You can also download a heritage trail map from the same place that will guide you on a leisurely stroll around a number of points of interest in the Arboretum.
This is the Chinese Bell Tower that was built in 1862. It used to house a bell looted from a temple in Canton during the Opium Wars. The original bell is now in the regimental museum of whichever regiment stole it in the first place. The bell in the tower was replaced with a replica. Two of the guns are fakes too. Well, actually they are not pretending to be anything that they aren’t, they were made in a Nottingham foundry to add balance to the bell tower monument and stand alongside two originals from the Crimean War.

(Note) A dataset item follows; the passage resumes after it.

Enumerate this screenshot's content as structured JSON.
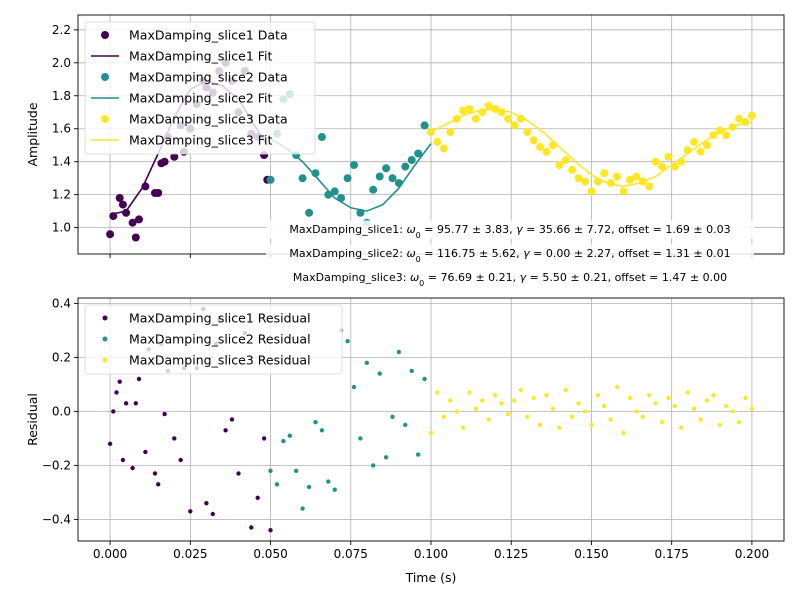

You can wander in this peace and tranquility for ages and, because of the twists and turns of the paths and the planting beds, it can seem as though you have the place to yourself, though there may be many people there.
Often it’s some dog walkers, families out for a stroll or people sitting in the sunshine reading.
Sometimes, though, the Arboretum plays hosts to large events. This photo is from the Pagan Festival Phill and I went to a couple of weeks ago. Tomorrow (Sunday) we’re heading there for the culmination of Nottingham’s 30th anniversary Mela, which I am really looking forward to.
Good use is made of the bandstand at these events, and also for the Music in the Park season that has seen bands from all over the area perform there. The Bandstand was once located in Nottingham Castle gardens but was moved to the Arboretum in the 1880s. It is a Grade II listed structure.
Also with Grade II listed status are the Waverley Lodge and the entrance gate to Waverley Street.
The lodge was once the home of the head gardener. Now it houses The Arboretum Café. I went, I tasted, I reviewed – and you can read that here. (For those of you who can’t be bothered with that, I liked it).
You can also read, on the plaques above the bay window at the front, the names of the venerable gentlemen who came up with the idea of the Arboretum and who brought it to fruition. We owe them a debt of thanks. It was created to be ‘a place of education and recreation for the benefit of the residents of Nottingham’ and more than 165 years since it opened its gates, that is precisely what it remains.